Обан вернулся, рухнул у наших ног и принялся лениво пожёвывать мяч.
— У всех есть секреты, Изабелла, — произнёс я. — Секреты Алистера важны, потому что они подвергают его жизнь опасности и мешают нашему расследованию трех убийств.
— А вдруг мы обнаружим то, что всё изменит?
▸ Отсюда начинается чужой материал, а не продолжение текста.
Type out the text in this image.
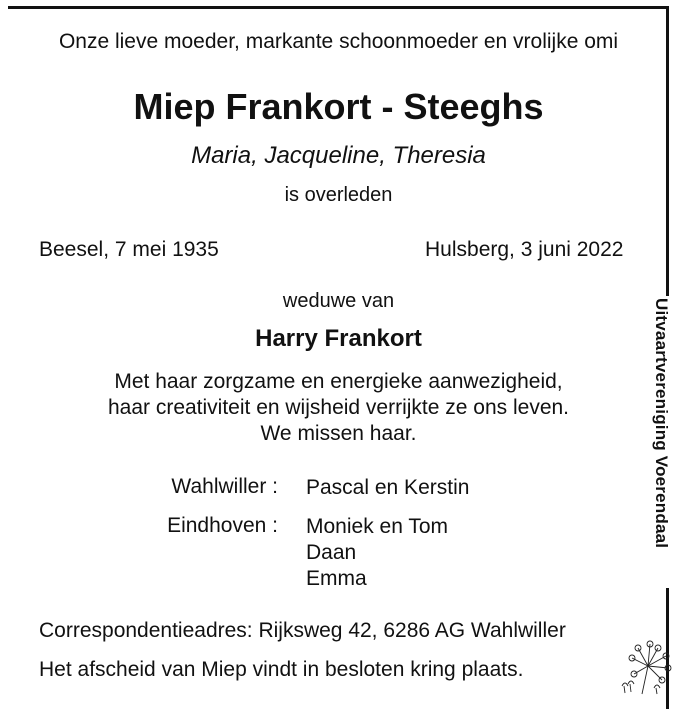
Onze lieve moeder, markante schoonmoeder en vrolijke omi
Miep Frankort - Steeghs
Maria, Jacqueline, Theresia
is overleden
Beesel, 7 mei 1935	Hulsberg, 3 juni 2022
weduwe van
Harry Frankort
Met haar zorgzame en energieke aanwezigheid,
haar creativiteit en wijsheid verrijkte ze ons leven.
We missen haar.
Wahlwiller : Pascal en Kerstin
Eindhoven : Moniek en Tom
Daan
Emma
Correspondentieadres: Rijksweg 42, 6286 AG Wahlwiller
Het afscheid van Miep vindt in besloten kring plaats.
Uitvaartvereniging Voerendaal
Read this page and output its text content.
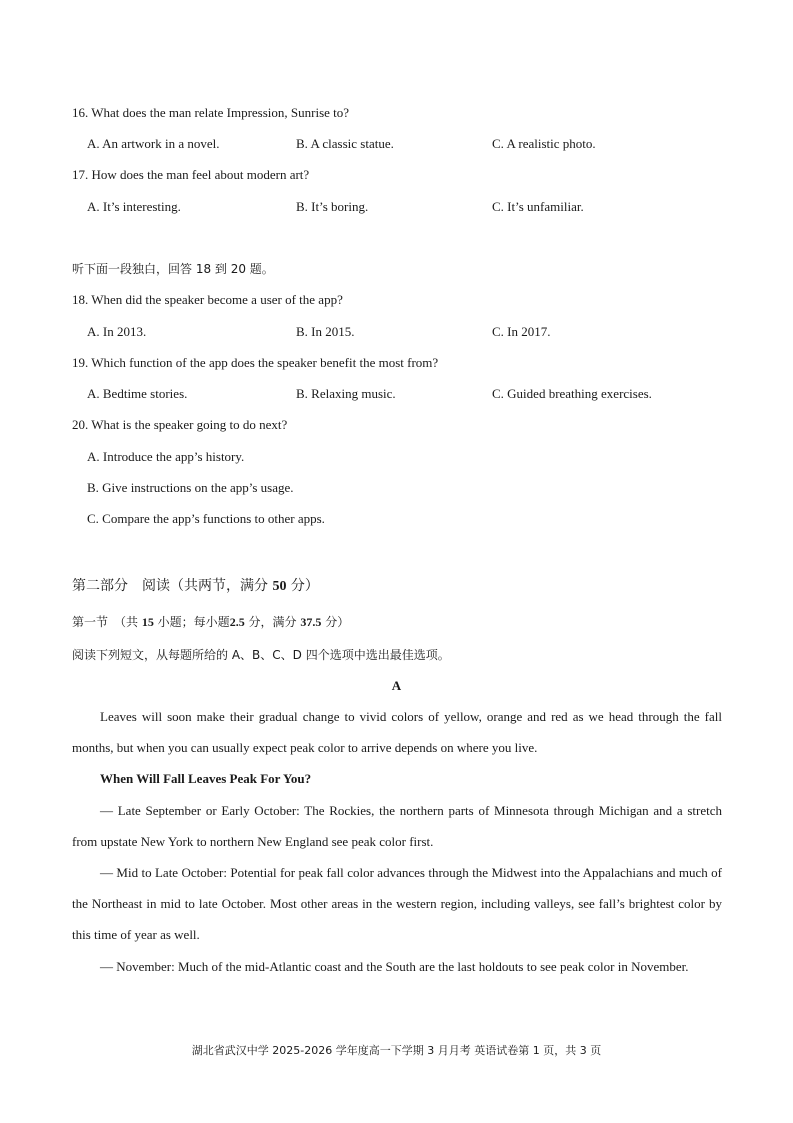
16. What does the man relate Impression, Sunrise to?
A. An artwork in a novel.	B. A classic statue.	C. A realistic photo.
17. How does the man feel about modern art?
A. It’s interesting.	B. It’s boring.	C. It’s unfamiliar.
听下面一段独白，回答 18 到 20 题。
18. When did the speaker become a user of the app?
A. In 2013.	B. In 2015.	C. In 2017.
19. Which function of the app does the speaker benefit the most from?
A. Bedtime stories.	B. Relaxing music.	C. Guided breathing exercises.
20. What is the speaker going to do next?
A. Introduce the app’s history.
B. Give instructions on the app’s usage.
C. Compare the app’s functions to other apps.
第二部分　阅读（共两节，满分 50 分）
第一节　（共 15 小题；每小题2.5 分，满分 37.5 分）
阅读下列短文，从每题所给的 A、B、C、D 四个选项中选出最佳选项。
A
Leaves will soon make their gradual change to vivid colors of yellow, orange and red as we head through the fall months, but when you can usually expect peak color to arrive depends on where you live.
When Will Fall Leaves Peak For You?
— Late September or Early October: The Rockies, the northern parts of Minnesota through Michigan and a stretch from upstate New York to northern New England see peak color first.
— Mid to Late October: Potential for peak fall color advances through the Midwest into the Appalachians and much of the Northeast in mid to late October. Most other areas in the western region, including valleys, see fall’s brightest color by this time of year as well.
— November: Much of the mid-Atlantic coast and the South are the last holdouts to see peak color in November.
湖北省武汉中学 2025-2026 学年度高一下学期 3 月月考 英语试卷第 1 页，共 3 页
На этот вопрос не было правильного ответа, но я попытался:
— Алистер всегда был готов нарушить правила ради своих профессиональных целей. Но он остался верен тебе и своей семье.
Это была сладкая ложь, ибо я никогда не видел никого из членов его семьи, кроме Изабеллы.
Она яростно закивала головой.
— Я понимаю, что семья была для него важна. Он любил Тедди; никто не мог любить сына сильнее. И он заступился за меня, когда никто другой этого не сделал. Видишь ли, поначалу никто не считал меня подходящей для Тедди парой.
— Почему? — я затаил дыхание в ожидании ответа.
На лице Изабеллы промелькнуло странное выражение, но она ответила:
— Моя мать была итальянкой.
Она произнесла это, как само собой разумеющееся; словно это признание должно было все объяснить. Возможно, так оно и было — по крайней мере, среди семейства Синклеров.
Но для Алистера этот факт не имел значения, и я поймал себя на мысли, что восхищаюсь им.
— Но теперь он исчез, ничего не сказав. Что за проблема может быть настолько ужасной, что он не доверил её мне?
— Не знаю. — Я задавал себе тот же вопрос, но пока не нашёл на него подходящего ответа.
— Проблема в том, что я всегда полагалась на него.
Я ничего не мог сказать, поэтому просто обнял ее и держал, пока она тихонько всхлипывала, оплакивая что-то драгоценное, утерянное теперь навсегда. Чтобы полагаться от кого-то, нужно полностью доверять этому человеку.